For many, the problem started with painkiller use and abuse – taking pills as prescribed for a long period of time, using leftover pills without a prescription, or otherwise abusing medications that are so commonly stored in bathroom cabinets to get high or manage stress. When it became harder to get these pills, many found it easier to buy heroin to stave off withdrawal symptoms, and since the drug is so potent, many do not even inject the drug to get high, choosing instead to smoke it.
No matter how it is ingested, however, any use of heroin alone or in combination with other substances can be deadly.

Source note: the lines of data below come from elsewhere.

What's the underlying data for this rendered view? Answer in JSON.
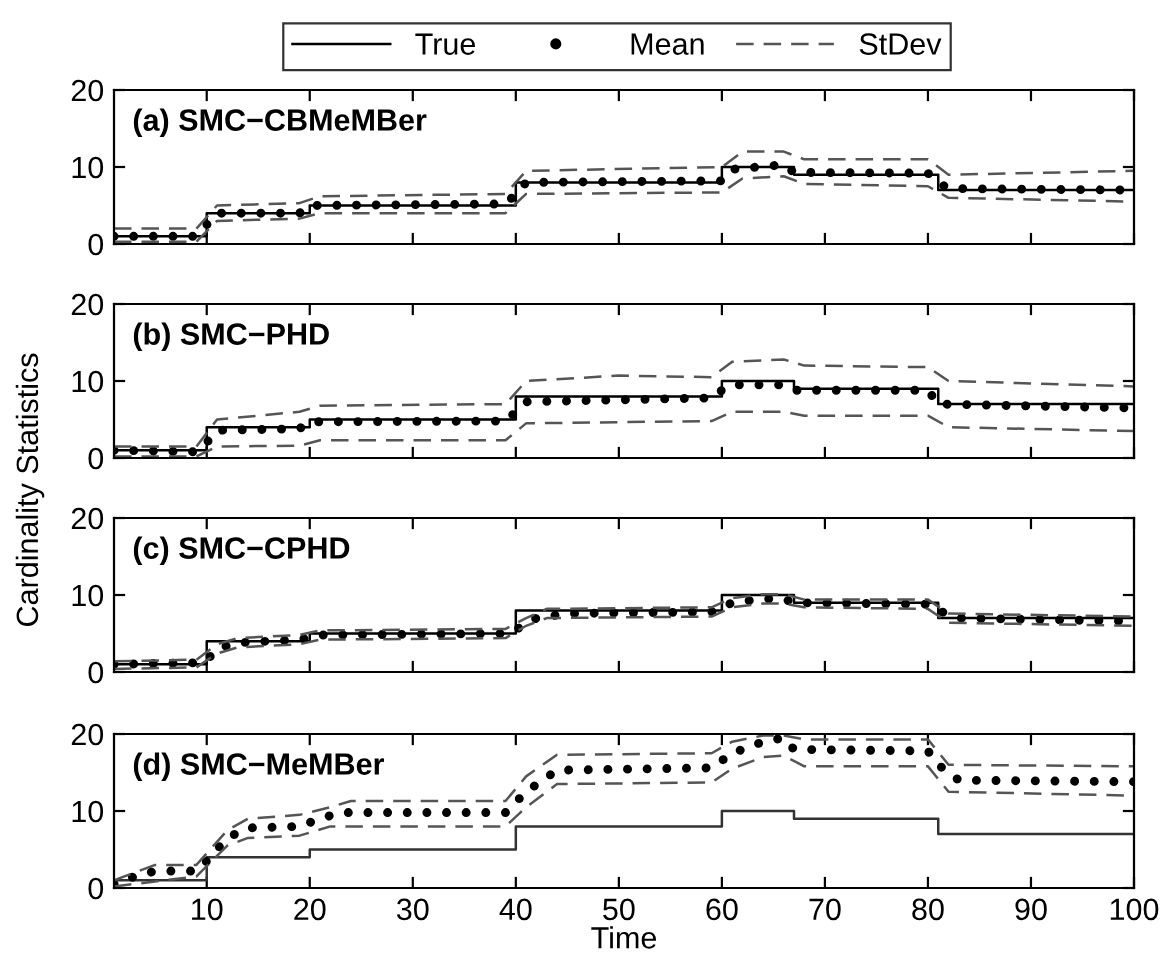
{
  "chart_data": [
    {
      "type": "line",
      "title": "(a) SMC−CBMeMBer",
      "xlim": [
        1,
        100
      ],
      "xticks": [
        10,
        20,
        30,
        40,
        50,
        60,
        70,
        80,
        90,
        100
      ],
      "ylim": [
        0,
        20
      ],
      "yticks": [
        0,
        10,
        20
      ],
      "tick_labels": "y",
      "legend": "top",
      "grid": false,
      "series": [
        {
          "name": "True",
          "type": "step",
          "color": "#000000",
          "line_style": "solid",
          "x": [
            1,
            10,
            20,
            40,
            60,
            67,
            81,
            100
          ],
          "values": [
            1,
            4,
            5,
            8,
            10,
            9,
            7,
            7
          ]
        },
        {
          "name": "Mean",
          "color": "#000000",
          "line_style": "dotted",
          "x": [
            1,
            9,
            10,
            11,
            19,
            20,
            39,
            40,
            41,
            60,
            61,
            66,
            67,
            80,
            81,
            82,
            100
          ],
          "values": [
            1,
            1,
            2.5,
            4,
            4,
            5,
            5.2,
            6.5,
            8,
            8.2,
            9.7,
            10.3,
            9.3,
            9.2,
            8,
            7.2,
            7
          ]
        },
        {
          "name": "StDev",
          "color": "#555555",
          "line_style": "dashed",
          "x": [
            1,
            9,
            11,
            19,
            21,
            39,
            41,
            60,
            62,
            66,
            68,
            80,
            82,
            100
          ],
          "values": [
            2,
            2,
            5,
            5.3,
            6.2,
            6.5,
            9.5,
            10,
            12,
            12,
            11,
            11,
            9,
            9.5
          ]
        },
        {
          "color": "#555555",
          "line_style": "dashed",
          "x": [
            1,
            9,
            11,
            19,
            21,
            39,
            41,
            60,
            62,
            66,
            68,
            80,
            82,
            100
          ],
          "values": [
            0.3,
            0.3,
            3,
            3.3,
            4,
            4,
            6.5,
            6.7,
            8.5,
            8.8,
            7.8,
            7.5,
            6,
            5.5
          ]
        }
      ]
    },
    {
      "type": "line",
      "title": "(b) SMC−PHD",
      "ylabel": "Cardinality Statistics",
      "xlim": [
        1,
        100
      ],
      "xticks": [
        10,
        20,
        30,
        40,
        50,
        60,
        70,
        80,
        90,
        100
      ],
      "ylim": [
        0,
        20
      ],
      "yticks": [
        0,
        10,
        20
      ],
      "tick_labels": "y",
      "grid": false,
      "series": [
        {
          "type": "step",
          "color": "#000000",
          "line_style": "solid",
          "x": [
            1,
            10,
            20,
            40,
            60,
            67,
            81,
            100
          ],
          "values": [
            1,
            4,
            5,
            8,
            10,
            9,
            7,
            7
          ]
        },
        {
          "color": "#000000",
          "line_style": "dotted",
          "x": [
            1,
            9,
            10,
            11,
            19,
            20,
            39,
            40,
            41,
            59,
            60,
            61,
            66,
            67,
            80,
            81,
            100
          ],
          "values": [
            1,
            0.8,
            2,
            3.6,
            3.8,
            4.7,
            4.8,
            6,
            7.3,
            7.8,
            8.8,
            9.5,
            9.5,
            8.8,
            8.8,
            7,
            6.5
          ]
        },
        {
          "color": "#555555",
          "line_style": "dashed",
          "x": [
            1,
            9,
            11,
            19,
            21,
            39,
            41,
            50,
            59,
            61,
            66,
            68,
            80,
            82,
            100
          ],
          "values": [
            1.5,
            1.5,
            5,
            6,
            6.8,
            7,
            10,
            10.7,
            10.5,
            12.5,
            12.8,
            12,
            11.8,
            10,
            9.3
          ]
        },
        {
          "color": "#555555",
          "line_style": "dashed",
          "x": [
            1,
            9,
            11,
            19,
            21,
            39,
            41,
            59,
            61,
            66,
            68,
            80,
            82,
            100
          ],
          "values": [
            0.2,
            0.2,
            1.5,
            1.6,
            2.3,
            2.3,
            4.5,
            4.8,
            6,
            6,
            5.5,
            5.5,
            4,
            3.5
          ]
        }
      ]
    },
    {
      "type": "line",
      "title": "(c) SMC−CPHD",
      "xlim": [
        1,
        100
      ],
      "xticks": [
        10,
        20,
        30,
        40,
        50,
        60,
        70,
        80,
        90,
        100
      ],
      "ylim": [
        0,
        20
      ],
      "yticks": [
        0,
        10,
        20
      ],
      "tick_labels": "y",
      "grid": false,
      "series": [
        {
          "type": "step",
          "color": "#000000",
          "line_style": "solid",
          "x": [
            1,
            10,
            20,
            40,
            60,
            67,
            81,
            100
          ],
          "values": [
            1,
            4,
            5,
            8,
            10,
            9,
            7,
            7
          ]
        },
        {
          "color": "#000000",
          "line_style": "dotted",
          "x": [
            1,
            9,
            10,
            11,
            13,
            19,
            21,
            39,
            40,
            42,
            45,
            59,
            61,
            64,
            66,
            67,
            80,
            81,
            83,
            100
          ],
          "values": [
            1,
            1.2,
            1.5,
            3,
            3.8,
            4.2,
            4.8,
            5,
            5.5,
            7,
            7.6,
            7.8,
            9,
            9.5,
            9.5,
            9,
            8.8,
            8,
            7,
            6.6
          ]
        },
        {
          "color": "#555555",
          "line_style": "dashed",
          "x": [
            1,
            9,
            11,
            13,
            19,
            21,
            39,
            41,
            43,
            59,
            61,
            64,
            66,
            68,
            80,
            82,
            100
          ],
          "values": [
            1.4,
            1.6,
            3.6,
            4.4,
            4.8,
            5.4,
            5.6,
            7,
            8.2,
            8.4,
            9.6,
            10.1,
            10.1,
            9.4,
            9.4,
            7.6,
            7.2
          ]
        },
        {
          "color": "#555555",
          "line_style": "dashed",
          "x": [
            1,
            9,
            11,
            13,
            19,
            21,
            39,
            41,
            43,
            59,
            61,
            64,
            66,
            68,
            80,
            82,
            100
          ],
          "values": [
            0.4,
            0.6,
            2.4,
            3.2,
            3.6,
            4.2,
            4.4,
            6,
            7,
            7.2,
            8.4,
            8.9,
            8.9,
            8.4,
            8.2,
            6.4,
            6
          ]
        }
      ]
    },
    {
      "type": "line",
      "title": "(d) SMC−MeMBer",
      "xlabel": "Time",
      "xlim": [
        1,
        100
      ],
      "xticks": [
        10,
        20,
        30,
        40,
        50,
        60,
        70,
        80,
        90,
        100
      ],
      "ylim": [
        0,
        20
      ],
      "yticks": [
        0,
        10,
        20
      ],
      "grid": false,
      "series": [
        {
          "type": "step",
          "color": "#333333",
          "line_style": "solid",
          "x": [
            1,
            10,
            20,
            40,
            60,
            67,
            81,
            100
          ],
          "values": [
            1,
            4,
            5,
            8,
            10,
            9,
            7,
            7
          ]
        },
        {
          "color": "#000000",
          "line_style": "dotted",
          "x": [
            1,
            3,
            5,
            9,
            10,
            12,
            14,
            19,
            21,
            23,
            39,
            41,
            44,
            59,
            61,
            64,
            66,
            67,
            80,
            81,
            83,
            100
          ],
          "values": [
            0.5,
            1.5,
            2.2,
            2.2,
            3.5,
            6.5,
            7.8,
            8,
            9,
            9.8,
            9.8,
            12.5,
            15.3,
            15.6,
            17.5,
            19,
            19.5,
            18,
            17.8,
            16,
            14,
            13.8
          ]
        },
        {
          "color": "#555555",
          "line_style": "dashed",
          "x": [
            1,
            5,
            9,
            12,
            14,
            19,
            22,
            24,
            39,
            41,
            44,
            59,
            61,
            64,
            66,
            68,
            80,
            82,
            100
          ],
          "values": [
            1,
            3,
            3,
            7.5,
            9,
            9.5,
            10.5,
            11.3,
            11.3,
            14.5,
            17.3,
            17.5,
            19,
            19.8,
            19.8,
            19.3,
            19.3,
            16,
            15.8
          ]
        },
        {
          "color": "#555555",
          "line_style": "dashed",
          "x": [
            1,
            9,
            12,
            14,
            19,
            22,
            39,
            41,
            44,
            59,
            61,
            64,
            66,
            68,
            80,
            82,
            100
          ],
          "values": [
            0.2,
            1.5,
            5.5,
            6.5,
            6.8,
            8,
            8,
            10.5,
            13.5,
            13.7,
            15.5,
            17,
            17.2,
            15.8,
            15.8,
            12.5,
            12
          ]
        }
      ]
    }
  ]
}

Naloxone, a medication that can reverse the effects of an opiate overdose if it is administered in time, is being used more both across southern Florida and throughout the entire state. Already a staple in the kits of emergency medical providers, it is now being used by many police departments, fire departments, and other professionals, and Medicaid has put naloxone on its preferred drug list. Families can also access the drug without a prescription in order to have it on hand in the event that the worst happens.
However, naloxone is not a panacea for opiate addiction. If no one is there to catch the overdose in time and administer the drug, it can’t work. Treatment that facilitates immediate and sustained abstinence is the only way to proactively fend off overdose, and even then, ongoing connection with treatment services and support is critical.
Waiting is not an option. If a family member or someone you care about is struggling with opiate addiction, stage an intervention and get them into treatment immediately. The sooner they begin the detox process, the sooner healing can begin.